Six years ago sculptor Michal Olšiak chose the town of Lednice for a sand sculpting festival. The endeavour was so successful that it established a new tradition. Every year Olšiak, Czech and foreign sand sculptors get together to create fascinating works for the duration of the summer. This year, due to the travel restrictions in place, the festival had to do without foreign sculptors, but Olšiak’s family and friends from the art world at home chipped in to create an outdoor gallery of sand sculptures under the motto A Trip to Fantasy World. The sculptors were inspired by surrealists such as Salvador Dali, Joan Miró or the Czech painter Toyen. Visitors can admire a young girl in a straw hat curled up asleep in a shoe, the statue of a Roman soldier, a steam locomotive crossed with a chameleon and more than a dozen others. Michal Olšiak, who created the statue of a Roman warrior, says he is delighted with the outcome.
"The topic is one close to my heart –surrealism. The aim was not just to give a free reign to the imagination, but also to connect the works in some way and the sculptors interacted in order to achieve that – if you look at the girl sleeping in a shoe –the shoe strings lead on to the next statue like rails, and that connection takes it all to a higher level – it is all linked up."

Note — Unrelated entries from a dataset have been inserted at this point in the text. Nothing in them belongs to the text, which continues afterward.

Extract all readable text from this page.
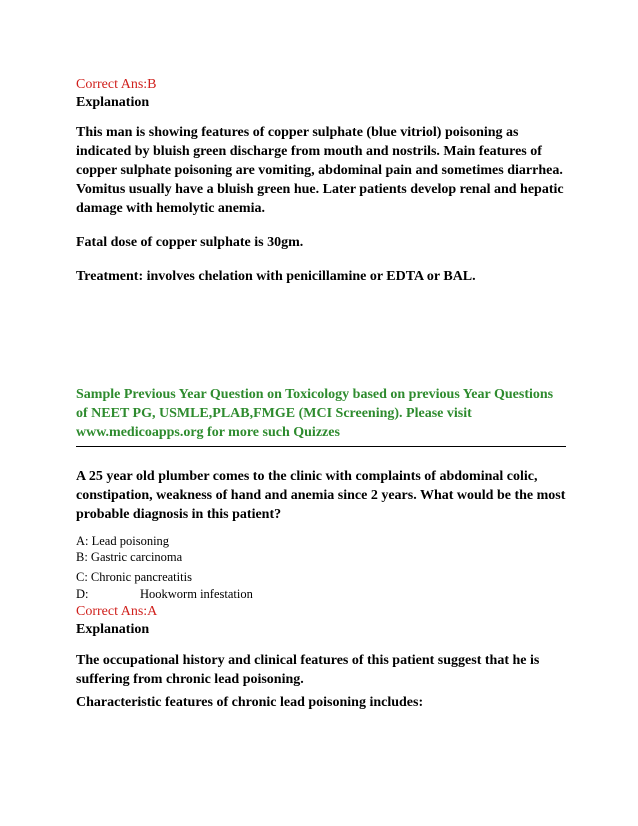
Correct Ans:B
Explanation
This man is showing features of copper sulphate (blue vitriol) poisoning as indicated by bluish green discharge from mouth and nostrils. Main features of copper sulphate poisoning are vomiting, abdominal pain and sometimes diarrhea. Vomitus usually have a bluish green hue. Later patients develop renal and hepatic damage with hemolytic anemia.
Fatal dose of copper sulphate is 30gm.
Treatment: involves chelation with penicillamine or EDTA or BAL.
Sample Previous Year Question on Toxicology based on previous Year Questions of NEET PG, USMLE,PLAB,FMGE (MCI Screening). Please visit www.medicoapps.org for more such Quizzes
A 25 year old plumber comes to the clinic with complaints of abdominal colic, constipation, weakness of hand and anemia since 2 years. What would be the most probable diagnosis in this patient?
A: Lead poisoning
B: Gastric carcinoma
C: Chronic pancreatitis
D:	Hookworm infestation
Correct Ans:A
Explanation
The occupational history and clinical features of this patient suggest that he is suffering from chronic lead poisoning.
Characteristic features of chronic lead poisoning includes:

Chess figures have a prominent role in linking up this bizarre world –a chameleon catches a chess pawn with its sticky tongue, the octopus spreads its tentacles to embrace a rook which has cats perched on top, there is a sea shell from which a crab like human hand emerges – all portrayed in elaborate detail.
After completion, the sculptures made from just sand and water are impregnated with a reinforcing solution to ensure that they withstand rain and last through the summer. When the season is over they are torn down, so that new works, on a new topic, can be created in the coming year. But by that time they have been captured on film by thousands of visitors.
The sand sculptures in Lednice will remain on display until the end of October, every day from 8 am to 8 pm. Visitors who are inspired by the works can try their hand at making their own creations in a large sandpit specially prepared for that purpose.